Tuesday, February 11, 1997

Cheerio


NEWS
 

Technical difficulties

By Sara Marett
Gazette Staff

We are entering the lightening round of the presidential game but before the clock is up a final questioning of platform ideas must be fired at the contestants.

The Internet has played a large role in this year's campaign and it seems some candidates are pressing their luck with promises for new Internet services for students.

In an effort to improve job opportunities, Brian Astl is proposing putting students' resumés on the Internet. Current University Students' Council president and Internet guru Dave Tompkins feels this idea has some loopholes.

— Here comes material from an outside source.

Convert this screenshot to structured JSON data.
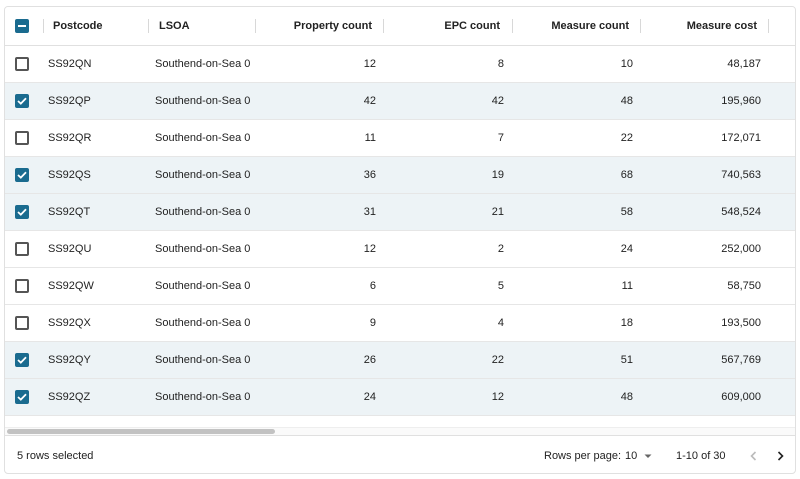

"There is the space on the web server and it would be inexpensive, but it is not feasible to start it up without any infrastructure," he said. "There would be costs involving staffing. Right now we can't keep up with interest and demand for Internet services. Putting resumés on the Internet would be beyond our staffing capabilities."

Nancy Kendall, a career counsellor at the student development centre added there is a down side to students putting their resumés on the Internet. "You have no idea who is going to access it and for what purpose," she said.

Kevin Mol is suggesting an Internet café at The Wave as part of his campaign platform. He proposes receiving corporately donated computers for students to surf the net. Tompkins said this would most likely have to be a showcase of computers from the campus computer store because of licensing agreements and he is doubtful it would be a wise business move for them considering the wear and tear the computers would take.

"It doesn't seem to be a viable way to provide Internet access to students. It's also not a smart business plan for The Wave as the costs such as cable connection and promotion would be concrete and would have to come out of The Wave's regular budget," Tompkins said.